Lost Treasure of the Bighorn River
Missing Treasure of Clifford, Colorado
Although treasure stories may lead to the same conclusion--that gold or silver is buried somewhere--they may have different versions, and a treasure seeker can become quite perplexed. Such is the case with a treasure associated with the death of General George Armstrong Custer.
For many Americans living in 1876, the western part of the United States held the promise of great riches. Gold had been discovered in California, and in the early 1870s many were certain that huge amounts of the ore would be found in Montana and the Black Hills of South Dakota. Some small gold claims had already been filed there, but few struck it rich.
What the miners didn't know is that a lost shipment of gold was - and may still be - buried near the Little Bighorn battle site. When Custer and his men died on June 25, 1876, a steamboat named the Far West was making its way up the Bighorn River. Under the command of Captain Grant Marsh, the Far West had orders to follow the Bighorn River to the mouth of the Little Bighorn. Captain Marsh was then to guide the boat fifteen to twenty miles upstream and rendezvous with General Alfred H. Terry and resupply his troops. As the boat sailed to its destination, word reached Captain Marsh that Custer and his men had been massacred and that wounded soldiers would be brought to the Far West and taken to Fort Lincoln, near Bismarck, North Dakota.
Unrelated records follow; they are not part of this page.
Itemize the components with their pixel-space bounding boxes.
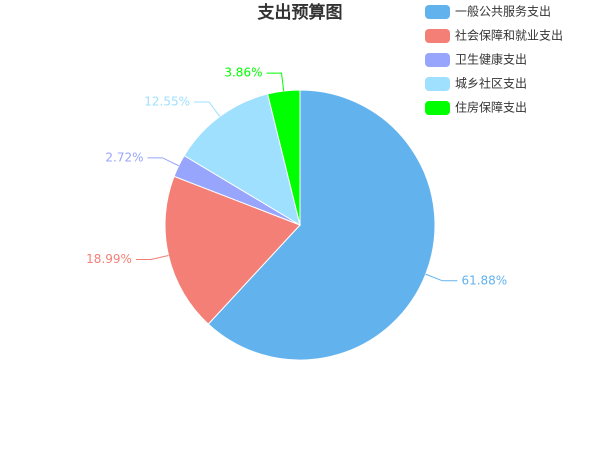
data-label: 18.99% [86,252,132,266]
data-label: 2.72% [105,150,143,164]
leader-line [194,101,221,117]
leader-line [425,273,458,282]
data-label: 61.88% [461,273,507,287]
legend-swatch [425,5,450,19]
legend-swatch [425,53,450,67]
pie-slice [207,89,436,361]
data-label: 3.86% [224,66,262,80]
legend-label: 卫生健康支出 [455,52,527,67]
leader-line [266,72,285,92]
leader-line [147,157,179,167]
legend-label: 城乡社区支出 [455,76,527,91]
legend-label: 一般公共服务支出 [455,4,551,19]
pie-slice [164,175,301,325]
legend-label: 社会保障和就业支出 [455,28,563,43]
chart-title: 支出预算图 [258,2,343,23]
legend-swatch [425,29,450,43]
pie-slice [183,93,301,227]
legend-label: 住房保障支出 [455,100,527,115]
leader-line [135,254,169,261]
data-label: 12.55% [144,94,190,108]
legend-swatch [425,101,450,115]
legend-swatch [425,77,450,91]
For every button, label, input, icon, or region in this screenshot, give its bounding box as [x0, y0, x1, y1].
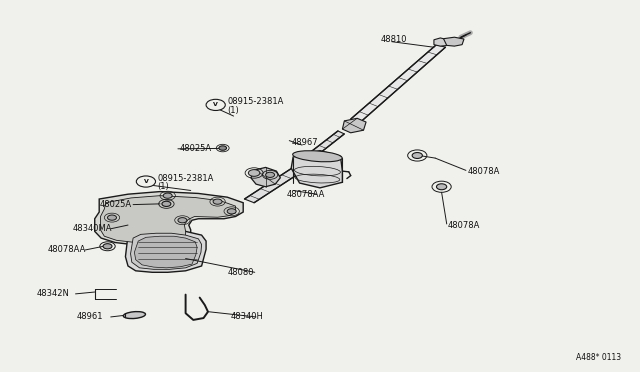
- Circle shape: [412, 153, 422, 158]
- Text: 48078AA: 48078AA: [287, 190, 325, 199]
- Text: 48078A: 48078A: [448, 221, 481, 230]
- Circle shape: [162, 201, 171, 206]
- Circle shape: [103, 244, 112, 249]
- Ellipse shape: [292, 151, 342, 162]
- Text: 48025A: 48025A: [99, 200, 131, 209]
- Circle shape: [108, 215, 116, 220]
- Polygon shape: [293, 131, 344, 168]
- Polygon shape: [444, 37, 464, 46]
- Circle shape: [266, 172, 275, 177]
- Polygon shape: [100, 196, 236, 243]
- Circle shape: [213, 199, 222, 204]
- Ellipse shape: [124, 312, 145, 318]
- Text: 08915-2381A: 08915-2381A: [227, 97, 284, 106]
- Text: 48340MA: 48340MA: [72, 224, 112, 233]
- Text: 48025A: 48025A: [179, 144, 211, 153]
- Polygon shape: [251, 167, 280, 187]
- Circle shape: [227, 209, 236, 214]
- Polygon shape: [291, 151, 342, 188]
- Text: (1): (1): [227, 106, 239, 115]
- Text: (1): (1): [157, 182, 169, 191]
- Text: 48961: 48961: [77, 312, 103, 321]
- Text: A488* 0113: A488* 0113: [576, 353, 621, 362]
- Polygon shape: [95, 192, 243, 245]
- Text: 48810: 48810: [381, 35, 407, 44]
- Polygon shape: [125, 230, 206, 272]
- Circle shape: [248, 170, 260, 176]
- Polygon shape: [131, 233, 202, 269]
- Circle shape: [178, 218, 187, 223]
- Circle shape: [436, 184, 447, 190]
- Polygon shape: [351, 45, 445, 123]
- Polygon shape: [134, 236, 197, 268]
- Circle shape: [206, 99, 225, 110]
- Text: V: V: [143, 179, 148, 184]
- Polygon shape: [342, 118, 366, 133]
- Circle shape: [136, 176, 156, 187]
- Polygon shape: [244, 164, 307, 203]
- Text: 48342N: 48342N: [37, 289, 70, 298]
- Circle shape: [219, 146, 227, 150]
- Circle shape: [163, 193, 172, 198]
- Text: 48340H: 48340H: [230, 312, 263, 321]
- Text: 48078AA: 48078AA: [48, 246, 86, 254]
- Text: 48080: 48080: [227, 268, 253, 277]
- Polygon shape: [434, 38, 451, 46]
- Text: 48078A: 48078A: [467, 167, 500, 176]
- Text: 08915-2381A: 08915-2381A: [157, 174, 214, 183]
- Text: V: V: [213, 102, 218, 108]
- Text: 48967: 48967: [291, 138, 318, 147]
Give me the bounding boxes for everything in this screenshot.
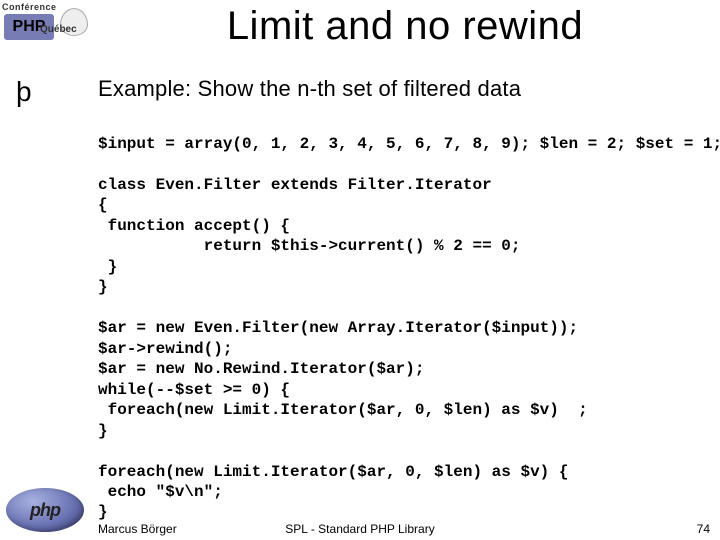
checkmark-bullet-icon: þ [16,78,32,106]
code-block: $input = array(0, 1, 2, 3, 4, 5, 6, 7, 8… [98,134,712,523]
footer-center: SPL - Standard PHP Library [0,522,720,536]
conf-logo-quebec-text: Québec [40,24,77,35]
conference-php-quebec-logo: Conférence PHP Québec [2,2,92,54]
conf-logo-top-text: Conférence [2,2,57,12]
footer-page-number: 74 [697,522,710,536]
slide-title: Limit and no rewind [100,4,710,49]
slide-subtitle: Example: Show the n-th set of filtered d… [98,76,521,102]
slide: Conférence PHP Québec Limit and no rewin… [0,0,720,540]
The story of the Far West becomes confusing at this point. Some researchers agree that gold was on board the supply boat, but they disagree on how it got there. What's more, they agree that the gold was buried onshore, but they disagree on its precise location. In fact, two stories have been told to account for the appearance - and disappearance - of the Far West gold.
According to an account by writer Emile Schurmacher in his book Lost Treasures and How to Find Them, Captain Marsh had taken the boat to Williston, North Dakota, where it had collected a shipment of gold bars worth $375,000 and then left for its rendezvous with General Terry. The gold was to be delivered to Bismarck on the return trip.
After fifty-two wounded men were brought on board to make the 740-mile trip to Bismarck, Marsh realized that he would need all the room he had on board for firewood to fuel the steamer's engine. The gold would have to be buried ashore temporarily; he could return later to collect it.
Schurmacher says that Marsh twice attempted to retrieve the gold. Once, two months after it was hidden, he docked the boat in the same location. He could identify the site because tree stumps indicated where the crew had cut firewood to make the return journey to Bismarck. Unfortunately, heavy rains had caused a mud slide to wash over the burial site. Despite considerable digging, he and his men were unable to find even one bar of gold.
The other account, by writer Roy Norvill in his book The Treasure Seeker's Treasury, is more dramatic. In it, Captain Marsh encountered three men on the evening of June 26, the day after Custer's death. Marsh had not yet learned of the massacre, but he knew that many Sioux were in the area. The men shouted to Marsh from the riverbank. They were Gil Longworth, a wagon driver, and Tom Dickson and Mark Jergens, his guards. They were carrying a shipment of gold nuggets from Bozeman, Montana, to Bismarck. Longworth was worried that he would be attacked by the Sioux and would never deliver the gold shipment, so he begged Marsh to take it on board the Far West.
After it was transferred to the ship, Longworth, Dickson, and Jergens headed back to Bozeman on land, a route they considered safer. But Captain Marsh had second thoughts about keeping the gold on board. As he watched the smoke from many Sioux campsites that night, he concluded that it would be safer to hide the gold ashore and return for it later. This was accomplished the same night.
In the next few days, the wounded soldiers were brought to the steamer and Marsh learned the fate of the three men from Bozeman: All three were killed by the Sioux. Dickson and Jergens died at Pryor's Creek; Longworth's body was found a few days later at a spot known as Clark's Fork. Apparently, he had escaped the Sioux but had been mortally wounded in the process.
Norvill writes that, although Marsh never forgot about the gold, he made no attempt to recover it. He was afraid that a return trip would be too risky. In 1879, however, he visited Bozeman to find the freight company that had hired Longworth. Unfortunately, the company had long since closed.
Two stories - and two versions of how the gold came to be on board the Far West and where it was buried.
Is either story true? Did Marsh load a shipment of gold bars in Williston, or did he accept a frightened driver's load of gold nuggets from Bozeman? Did he bury it on the Bighorn River, as Schurmacher claims, one-half mile from the Yellowstone River? Or did he bury it,as Norvill says, fifteen to twenty miles up the Bighorn River from the mouth of the Little Bighorn? Could there be two gold treasures? Or did one or both writers concoct intriguing stories?
Two things can be said for certain. First, Captain Grant Marsh and the Far West were real. Second, both helped in the evacuation of wounded soldiers and sailed the Bighorn and Little Bighorn rivers at the time of Custer's death.
Beyond that, however, nothing is clear. Although many people believe that a cache of gold is buried along the Bighorn River, a treasure tracker interested in this case should do a lot of library research before making a trip to the Bighorn River.